There are two ingredients that make this such a delcious dessert:
Pandan Leaf - The pandan leaf comes from the Screwpine tree, which can be found in Madagascar, Southeast Asia, the Pacific Islands, and the tropical areas of Australia. Pandan leaf in Southeast Asia is as frequently used as vanilla bean is in western cuisine. Pandan leaf is also commonly used to perfume savoury dishes.
Palm Sugar - Also referred to as gula jawa or gula Malacca/Melaka. It's a type of sugar made from the coconut tree. There are variable quality of palm sugars out there so when mom gets a hold of a good supply, I eat it like candy. I think that my addiction to palm sugar is probably bigger than my love for maple syrup. I can't find good palm sugar in Sydney, so I get my fix annually when I am back in Singapore :-).

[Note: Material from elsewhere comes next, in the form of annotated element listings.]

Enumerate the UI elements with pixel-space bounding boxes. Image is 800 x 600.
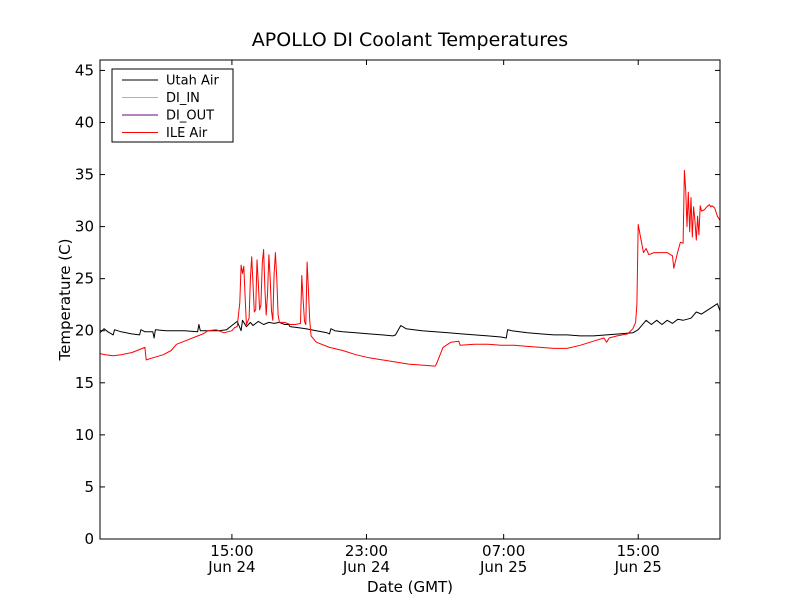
y-tick-label: 25	[75, 270, 94, 288]
y-tick-label: 45	[75, 61, 94, 79]
chart-title: APOLLO DI Coolant Temperatures	[252, 29, 568, 51]
legend-label-di-out: DI_OUT	[166, 109, 214, 124]
x-tick-label-date: Jun 24	[207, 558, 255, 576]
plot-frame	[99, 59, 721, 540]
legend-label-ile-air: ILE Air	[166, 126, 208, 141]
x-tick-label-date: Jun 25	[479, 558, 527, 576]
y-tick-label: 5	[84, 478, 94, 496]
x-tick-label-time: 07:00	[482, 542, 525, 560]
legend-label-utah-air: Utah Air	[166, 74, 219, 89]
y-tick-label: 40	[75, 113, 94, 131]
y-axis-label: Temperature (C)	[56, 239, 74, 362]
y-tick-label: 20	[75, 322, 94, 340]
y-tick-label: 10	[75, 426, 94, 444]
x-tick-label-time: 15:00	[617, 542, 660, 560]
y-tick-label: 35	[75, 166, 94, 184]
y-tick-label: 0	[84, 530, 94, 548]
y-tick-label: 15	[75, 374, 94, 392]
x-tick-label-date: Jun 25	[614, 558, 662, 576]
x-tick-label-time: 15:00	[210, 542, 253, 560]
legend: Utah Air DI_IN DI_OUT ILE Air	[111, 68, 234, 143]
series-line-utah-air	[100, 303, 720, 339]
legend-label-di-in: DI_IN	[166, 91, 200, 106]
x-tick-label-date: Jun 24	[342, 558, 390, 576]
legend-box	[111, 68, 234, 143]
y-tick-label: 30	[75, 218, 94, 236]
series-line-ile-air	[100, 169, 720, 367]
x-tick-label-time: 23:00	[345, 542, 388, 560]
x-axis-label: Date (GMT)	[367, 578, 453, 596]
plot-area	[100, 169, 720, 367]
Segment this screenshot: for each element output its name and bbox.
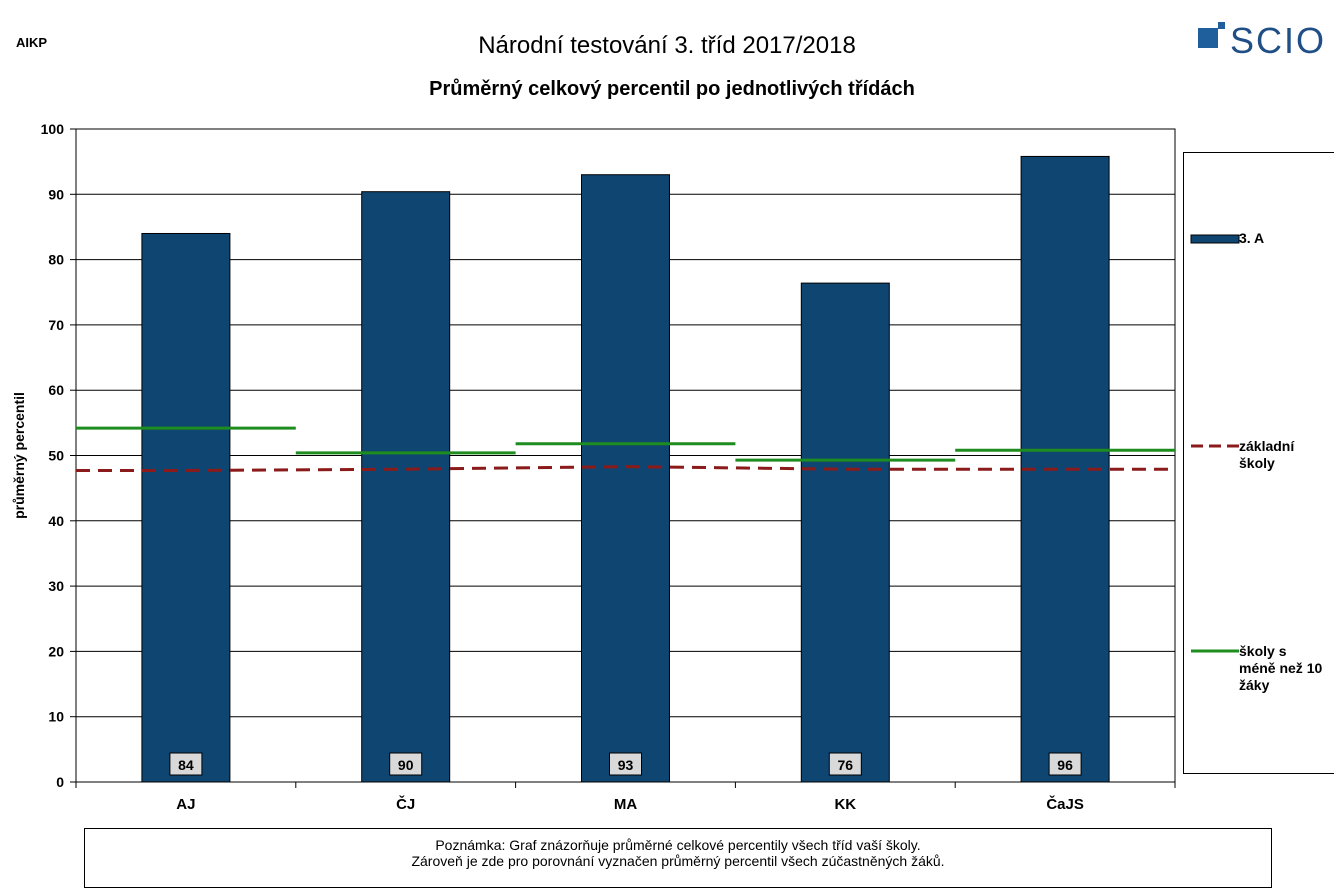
report-code: AIKP xyxy=(16,35,48,50)
y-tick-label: 100 xyxy=(41,121,65,137)
y-tick-label: 10 xyxy=(48,709,64,725)
legend-box xyxy=(1183,152,1334,774)
legend-label: školy s xyxy=(1239,643,1287,659)
x-tick-label: ČaJS xyxy=(1046,795,1084,813)
y-tick-label: 30 xyxy=(48,578,64,594)
y-tick-label: 80 xyxy=(48,252,64,268)
x-tick-label: AJ xyxy=(176,796,195,813)
legend-swatch-bar xyxy=(1190,234,1240,244)
data-label-box xyxy=(389,752,423,776)
y-tick-label: 20 xyxy=(48,643,64,659)
chart-title: Národní testování 3. tříd 2017/2018 xyxy=(478,32,856,59)
note-line-1: Poznámka: Graf znázorňuje průměrné celko… xyxy=(435,837,921,853)
y-tick-label: 0 xyxy=(56,774,64,790)
x-tick-label: KK xyxy=(834,796,856,813)
note-box: Poznámka: Graf znázorňuje průměrné celko… xyxy=(84,828,1272,888)
data-label: 90 xyxy=(398,757,414,773)
bar xyxy=(581,174,670,783)
chart-subtitle: Průměrný celkový percentil po jednotlivý… xyxy=(429,78,915,100)
note-line-2: Zároveň je zde pro porovnání vyznačen pr… xyxy=(411,853,945,869)
logo-text: SCIO xyxy=(1230,20,1327,61)
data-label: 76 xyxy=(838,757,854,773)
bar xyxy=(141,232,231,783)
x-tick-label: ČJ xyxy=(396,795,415,813)
legend-label: méně než 10 xyxy=(1239,660,1322,676)
legend-label: 3. A xyxy=(1239,230,1264,246)
legend-label: základní xyxy=(1239,438,1295,454)
logo-dot-icon xyxy=(1218,22,1225,29)
y-tick-label: 90 xyxy=(48,186,64,202)
data-label: 96 xyxy=(1057,757,1073,773)
bar xyxy=(361,191,451,783)
bar xyxy=(800,282,890,783)
legend-label: školy xyxy=(1239,455,1275,471)
data-label-box xyxy=(1048,752,1082,776)
data-label-box xyxy=(169,752,203,776)
logo-mark-icon xyxy=(1198,28,1218,48)
data-label-box xyxy=(828,752,862,776)
x-tick-label: MA xyxy=(614,796,637,813)
y-axis-label: průměrný percentil xyxy=(11,392,27,519)
y-tick-label: 50 xyxy=(48,448,64,464)
data-label: 93 xyxy=(618,757,634,773)
y-tick-label: 40 xyxy=(48,513,64,529)
data-label-box xyxy=(609,752,642,776)
data-label: 84 xyxy=(178,757,194,773)
y-tick-label: 70 xyxy=(48,317,64,333)
y-tick-label: 60 xyxy=(48,382,64,398)
legend-label: žáky xyxy=(1239,677,1270,693)
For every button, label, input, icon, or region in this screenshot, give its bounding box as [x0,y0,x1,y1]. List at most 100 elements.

More info on palm sugar here.
Bubur Pulut Hitam
(Black Glutinous Rice Porridge)

For porridge:
Black glutinous rice
Palm sugar
Pandan leaf

For Topping:
Freshly squeezed coconut milk
pandan leaf

Porridge - Boil glutinous rice with the pandan leaf and water till tender. My mom uses a pressure cooker to save time. The consistency should not be too thick or watery, so add as much or little water to your preference.
Topping - Over low heat, boil the coconut milk with the pandan leaf and a pinch of salt. Add water if it's too thick.

To serve:
The porridge is usually eaten warm but is still delicious at room temperature. Just before serving, spoon some of the coconut milk topping over the porridge.